No primeiro caso (item 5154), a infração está materializada no documento de págs. 70-71 dos autos n. 0000691-24.2017.8.24.0600, do qual se extrai a outorga de poderes ao procurador para "vender a quem se propuser comprar, pelo preço e condições que ajustar, inclusive escriturar em seu próprio nome", o terreno rural individualizado na escritura.


Em sua defesa, o delegatário reportou-se à resposta apresentada ao relatório de correição, na qual disse que sempre tratou as procurações como "mandato" e não como um "contrato", razão pela qual julgou não ser necessária a estipulação de um preço mínimo. De qualquer forma, após a correição, passou a observar para tais atos os ditames do art. 489 do Código Civil (fl. 81 dos autos n. 0000691-24.2017.8.24.0600).


Em que pese a justificativa apresentada pelo representado, não se pode negar que as procurações ad negotia, ainda que permitam ao outorgado realizar negócio jurídico no seu próprio interesse, devem sujeitar-se às regras gerais dos negócios jurídicos.


O art. 117 do Código Civil estabelece que, "salvo se o permitir a lei ou o representado, é anulável o negócio jurídico que o representante, no seu interesse ou por conta de outrem, celebrar consigo mesmo".


No caso em tela, na procuração lavrada, os outorgantes conferiram ao outorgado poderes para "vender a quem se propuser comprar, pelo preço e condições que ajustar, inclusive escriturar em seu próprio nome" o imóvel rural descrito naquele documento.


Ora, ao prever tais prerrogativas, os representados anuíram que o outorgante celebrasse negócio consigo mesmo, atendendo ao permissivo do art. 117, supra.

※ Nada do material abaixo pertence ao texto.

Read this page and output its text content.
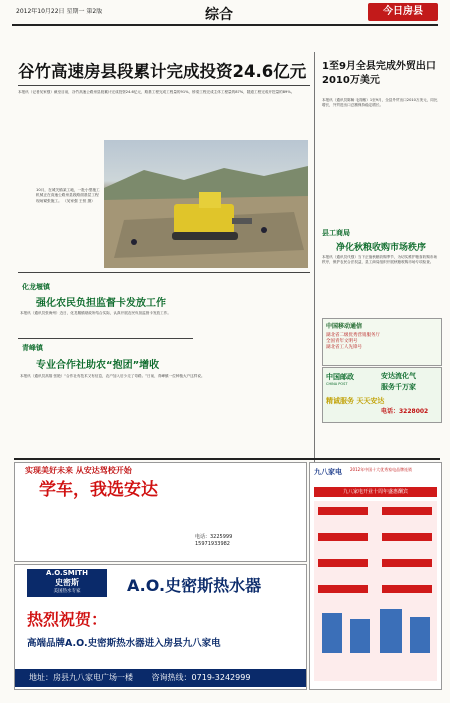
2012年10月22日 星期一 第2版	综合	今日房县
谷竹高速房县段累计完成投资24.6亿元
本报讯（记者吴家强）截至目前，谷竹高速公路房县段累计完成投资24.6亿元，路基工程完成工程量的91%，桥梁工程完成主体工程量的87%，隧道工程完成开挖量的89%。
10月，在城关镇某工地，一批小型施工机械正在高速公路房县段路面基层工程现场紧张施工。 （吴家强 王恒 摄）
1至9月全县完成外贸出口2010万美元
本报讯（通讯员陈畅 毛翔敏）1至9月，全县外贸出口2010万美元，同比增长，外贸进出口总额保持稳定增长。
县工商局
净化秋粮收购市场秩序
本报讯（通讯员代强）当下正值秋粮收购季节，为切实维护粮食收购市场秩序，保护农民合法权益，县工商局组织开展秋粮收购市场专项检查。
化龙堰镇
强化农民负担监督卡发放工作
本报讯（通讯员张海州）近日，化龙堰镇财政所结合实际，认真开展农民负担监督卡发放工作。
青峰镇
专业合作社助农“抱团”增收
本报讯（通讯员高翔 张艳）“合作社有技术又有信息，农户加入后少走了弯路。”日前，青峰镇一位种植大户这样说。
中国移动通信
湖北省二级优秀营销服务厅
全国青年文明号
湖北省工人先锋号
中国邮政
CHINA POST
安达流化气
服务千万家
精诚服务 天天安达
电话：3228002
实现美好未来 从安达驾校开始
学车，我选安达
电话：3225999
15971933982
九八家电 2012年中国十大优秀家电品牌连锁
九八家电开业十周年盛惠酬宾
A.O.SMITH
史密斯
美国热水专家	A.O.史密斯热水器
热烈祝贺：
高端品牌A.O.史密斯热水器进入房县九八家电
地址：房县九八家电广场一楼 咨询热线：0719-3242999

Todavia, isso não desobrigava as partes e o delegatário de observar as demais regras atinentes aos negócios jurídicos, notadamente o art. 122 do Código Civil, verbis: "São lícitas, em geral, todas as condições não contrárias à lei, à ordem pública ou aos bons costumes; entre as condições defesas se incluem as que privarem de todo efeito o negócio jurídico, ou o sujeitarem ao puro arbítrio de uma das partes" (grifou-se).


Disso resulta que a procuração contemplava cláusula contra legem, já que deixou ao alvedrio do outorgado o ajuste do preço e as condições para venda a terceiro ou aquisição por si próprio, situação que gera um desequilíbrio de forças entre os envolvidos no negócio jurídico, e, bem, por isso, não poderia ter sido lavrada pelo delegatário.

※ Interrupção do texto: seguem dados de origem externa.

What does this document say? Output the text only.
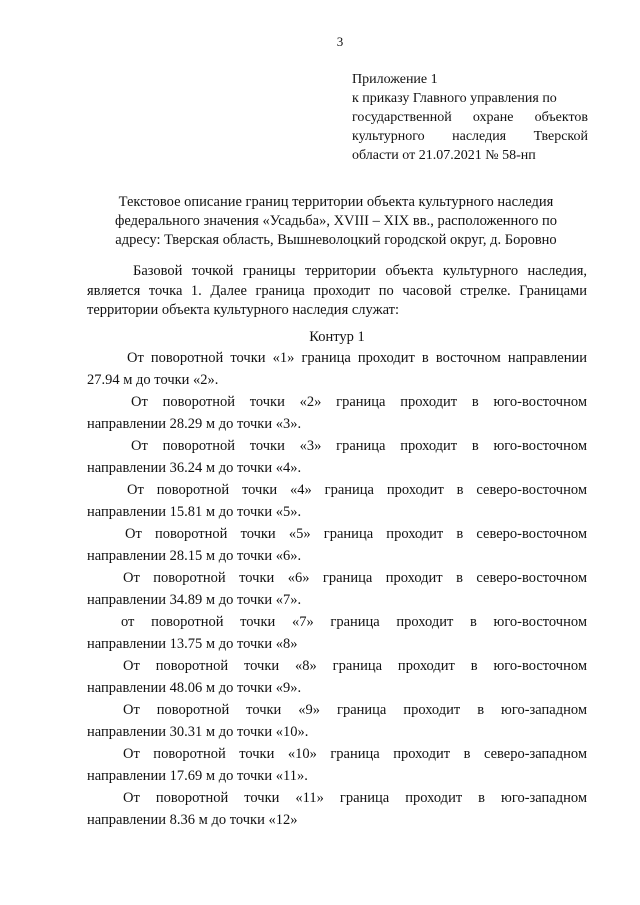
3
Приложение 1
к приказу Главного управления по
государственной охране объектов
культурного наследия Тверской
области от 21.07.2021 № 58-нп
Текстовое описание границ территории объекта культурного наследия
федерального значения «Усадьба», XVIII – XIX вв., расположенного по
адресу: Тверская область, Вышневолоцкий городской округ, д. Боровно
Базовой точкой границы территории объекта культурного наследия,
является точка 1. Далее граница проходит по часовой стрелке. Границами
территории объекта культурного наследия служат:
Контур 1
От поворотной точки «1» граница проходит в восточном направлении
27.94 м до точки «2».
От поворотной точки «2» граница проходит в юго-восточном
направлении 28.29 м до точки «3».
От поворотной точки «3» граница проходит в юго-восточном
направлении 36.24 м до точки «4».
От поворотной точки «4» граница проходит в северо-восточном
направлении 15.81 м до точки «5».
От поворотной точки «5» граница проходит в северо-восточном
направлении 28.15 м до точки «6».
От поворотной точки «6» граница проходит в северо-восточном
направлении 34.89 м до точки «7».
от поворотной точки «7» граница проходит в юго-восточном
направлении 13.75 м до точки «8»
От поворотной точки «8» граница проходит в юго-восточном
направлении 48.06 м до точки «9».
От поворотной точки «9» граница проходит в юго-западном
направлении 30.31 м до точки «10».
От поворотной точки «10» граница проходит в северо-западном
направлении 17.69 м до точки «11».
От поворотной точки «11» граница проходит в юго-западном
направлении 8.36 м до точки «12»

Irregularidade similar foi encontrada no documento juntado às págs. 72 e 73 dos autos de correição, em que se constatou a ausência de declaração da outorgante quanto a eventual união estável, ou outorga de poderes específicos à outorgada para fazer tal declaração em seu nome (item 5240), situação que malfere o art. 657 do Código Civil.


Sobre a falta apontada, o delegatário limitou-se à dizer em sua defesa que a omissão da formalidade essencial foi "mero descuido" e que não voltará a acontecer.


Não nega a ocorrência da infração e nem poderia, já que, do simples exame do documento juntado às fls. 72-73 dos autos n. 0000691-24.2017.8.24.0600, fica evidente a inexistência de declaração da outorgante quanto à ausência de vínculo de união estável, a exemplo do que constou em relação à outorgada.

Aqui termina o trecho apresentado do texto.